До чего же ее объяснения расходятся с моими наблюдениями! Мне бы надо верить себе, а я верю ей. Видно, таков мой удел – верить и любить. А что мне остается? Так уж повелось: некрасивые женщины – богу, а красивые – миру. Раз не поселился у нее под дверью я, там вполне мог поселиться кто-то другой.
Она уткнулась в меня и затихла, и я предупредил ее, что когда она в следующий раз меня бросит, я докажу ей, что балкон – это не пустая угроза, а трамплин в пучину угрызений ее совести.

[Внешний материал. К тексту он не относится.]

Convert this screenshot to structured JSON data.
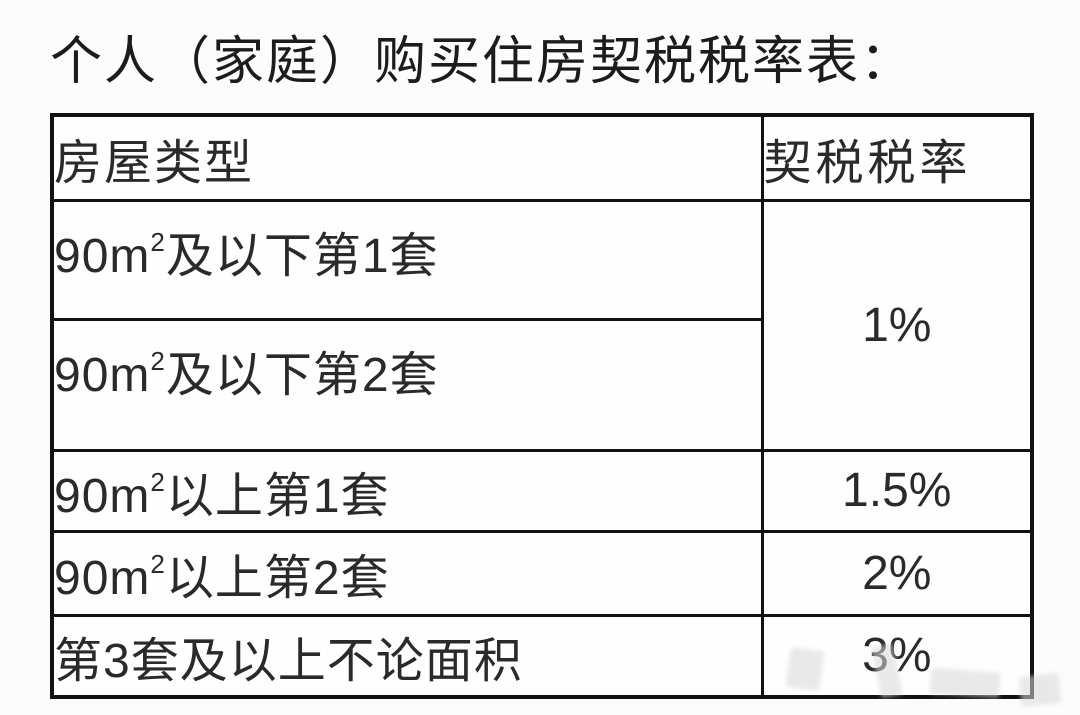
{
  "page": {
    "title": "个人（家庭）购买住房契税税率表："
  },
  "table": {
    "headers": {
      "house_type": "房屋类型",
      "tax_rate": "契税税率"
    },
    "rows": [
      {
        "label_prefix": "90m",
        "label_sup": "2",
        "label_suffix": "及以下第1套",
        "rate": "1%"
      },
      {
        "label_prefix": "90m",
        "label_sup": "2",
        "label_suffix": "及以下第2套",
        "rate": "1%"
      },
      {
        "label_prefix": "90m",
        "label_sup": "2",
        "label_suffix": "以上第1套",
        "rate": "1.5%"
      },
      {
        "label_prefix": "90m",
        "label_sup": "2",
        "label_suffix": "以上第2套",
        "rate": "2%"
      },
      {
        "label_prefix": "第3套及以上不论面积",
        "label_sup": "",
        "label_suffix": "",
        "rate": "3%"
      }
    ],
    "merged_rate_note": "rows 0-1 share one merged rate cell of 1%"
  },
  "colors": {
    "text": "#2a2a2a",
    "border": "#121212",
    "background": "#fcfcfc"
  }
}
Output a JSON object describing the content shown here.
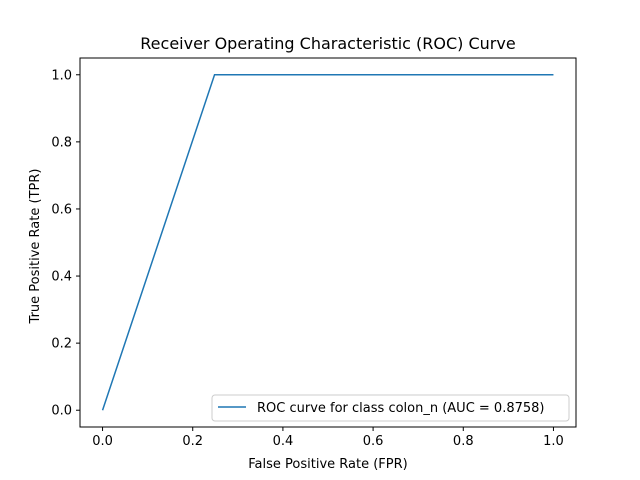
{
  "chart_data": {
    "type": "line",
    "title": "Receiver Operating Characteristic (ROC) Curve",
    "xlabel": "False Positive Rate (FPR)",
    "ylabel": "True Positive Rate (TPR)",
    "xlim": [
      -0.05,
      1.05
    ],
    "ylim": [
      -0.05,
      1.05
    ],
    "xticks": [
      0.0,
      0.2,
      0.4,
      0.6,
      0.8,
      1.0
    ],
    "yticks": [
      0.0,
      0.2,
      0.4,
      0.6,
      0.8,
      1.0
    ],
    "xtick_labels": [
      "0.0",
      "0.2",
      "0.4",
      "0.6",
      "0.8",
      "1.0"
    ],
    "ytick_labels": [
      "0.0",
      "0.2",
      "0.4",
      "0.6",
      "0.8",
      "1.0"
    ],
    "grid": false,
    "legend_position": "bottom-right",
    "series": [
      {
        "name": "ROC curve for class colon_n (AUC = 0.8758)",
        "color": "#1f77b4",
        "x": [
          0.0,
          0.2484,
          1.0
        ],
        "y": [
          0.0,
          1.0,
          1.0
        ]
      }
    ]
  }
}
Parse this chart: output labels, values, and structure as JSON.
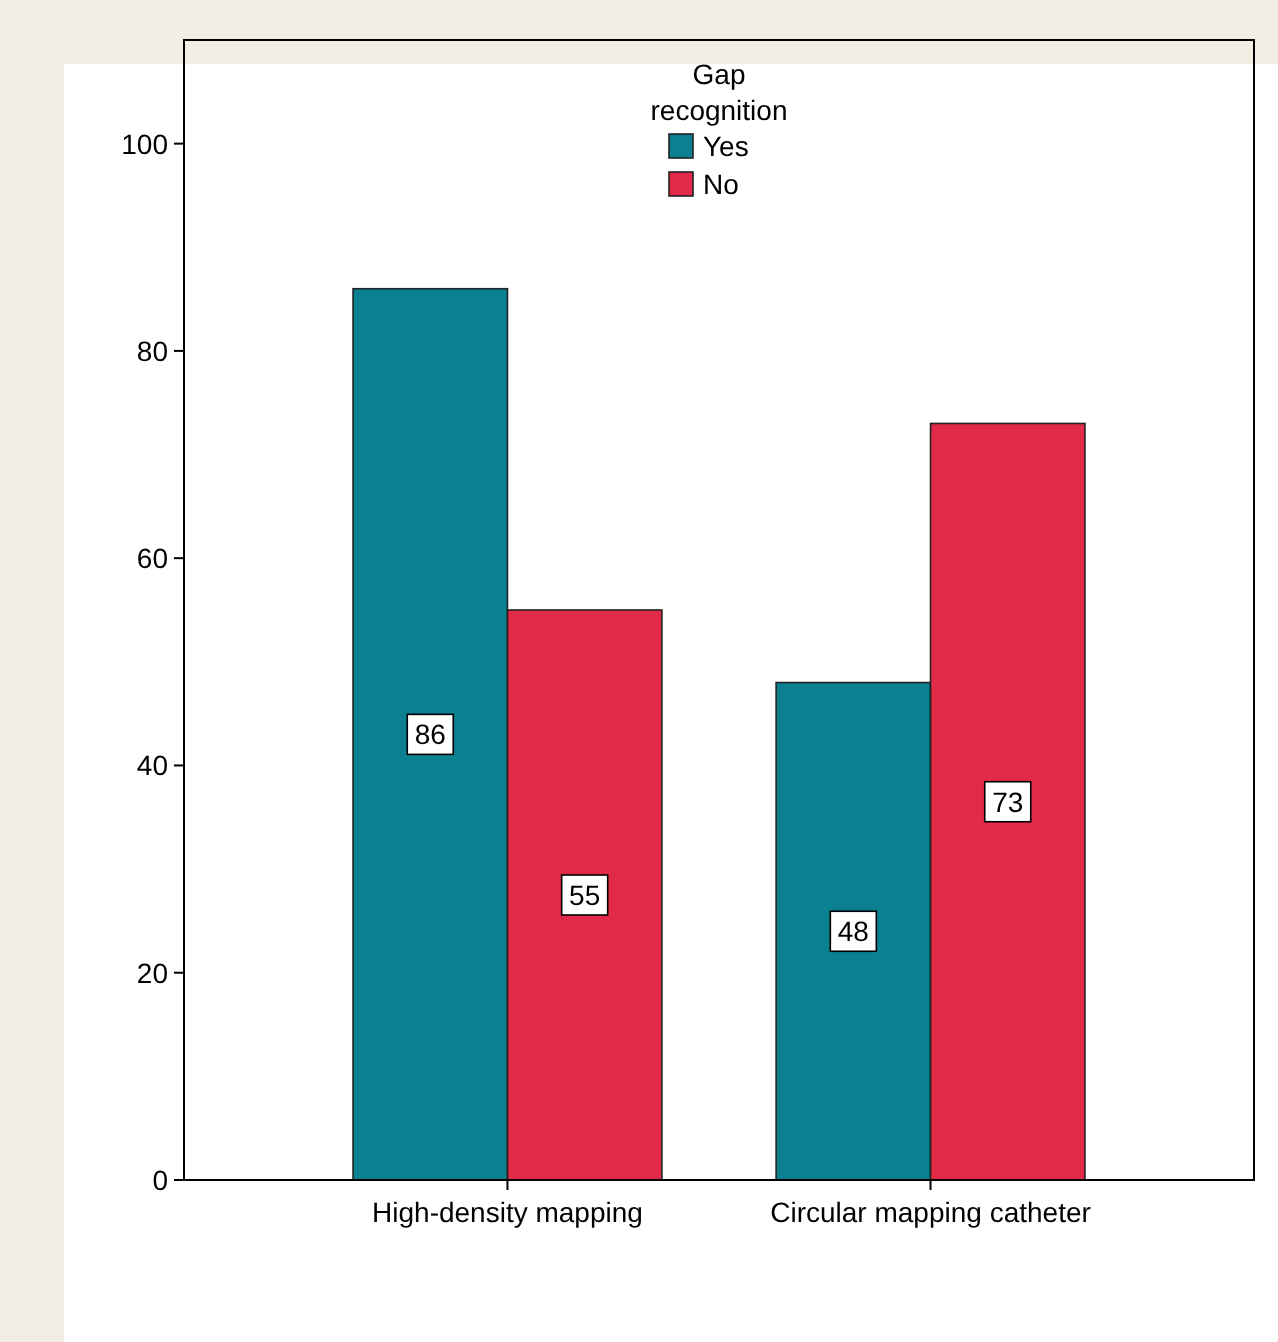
{
  "chart_data": {
    "type": "bar",
    "categories": [
      "High-density mapping",
      "Circular mapping catheter"
    ],
    "series": [
      {
        "name": "Yes",
        "color": "#0b8090",
        "values": [
          86,
          48
        ]
      },
      {
        "name": "No",
        "color": "#e02a48",
        "values": [
          55,
          73
        ]
      }
    ],
    "ylim": [
      0,
      110
    ],
    "yticks": [
      0,
      20,
      40,
      60,
      80,
      100
    ],
    "legend_title": "Gap recognition",
    "legend": "top",
    "data_labels": true,
    "grid": false
  }
}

– Да, да, я поняла, – потерлась она щекой о мое плечо. – А знаешь, о чем я мечтала?
– О чем?
– Чтобы ты меня обнюхал…
Не удивительно: о том же самом мечтал и я. Вдыхая запах ворованных папирусов, мечтал об Александрийской библиотеке. Исполнив с давно забытым усердием нашу общую мечту, я подобрался к дорогому лицу и заглянул в глаза.
– Песик мой долгожданный, лизунчик мой ненаглядный, как же я истосковалась по тебе, любимому! – влажно мерцали ее глаза. И далее с иронией: – Ну, и как тебе мой гербарий?
– Свеж, как никогда! – не моргнув глазом, объявил я.
Слава богу, папирусом там и не пахло, зато сквозь ровный душистый фон кремов и духов, сквозь узнаваемое, незабываемое, родное тепло пробивался словно тихий шорох сквозь уличный шум тонкий запах цветущей рябины. К этому времени за мной числился долг, и я бы с превеликой охотой отдал его оглушенной счастьем Лине, если бы не память о ее родовых и послеродовых муках. Только сдается мне, за меня уже все решили: когда полчаса назад мы после неистовых сетований упали на диван, и я распростер над ней заботливые крылья, она обхватила меня руками и ногами и удержала коротким и решительным «До конца!». Получается, она свой выбор сделала: решила долг взыскать и тем погасить дебетовую задолженность. Да будет так.
В дальнейшем она впитывала мои жемчужные выплески с тем же шипучим рвением, с каким морской песок поглощает мерцающее серебро ночной волны. И была ночь ночей, озаренная тихим светом луны и колдовским сиянием ее глаз, и величавая как при сотворении мира тишина, и беззвучный, ослепительный взрыв, ставший, как я понимаю, началом новой жизни.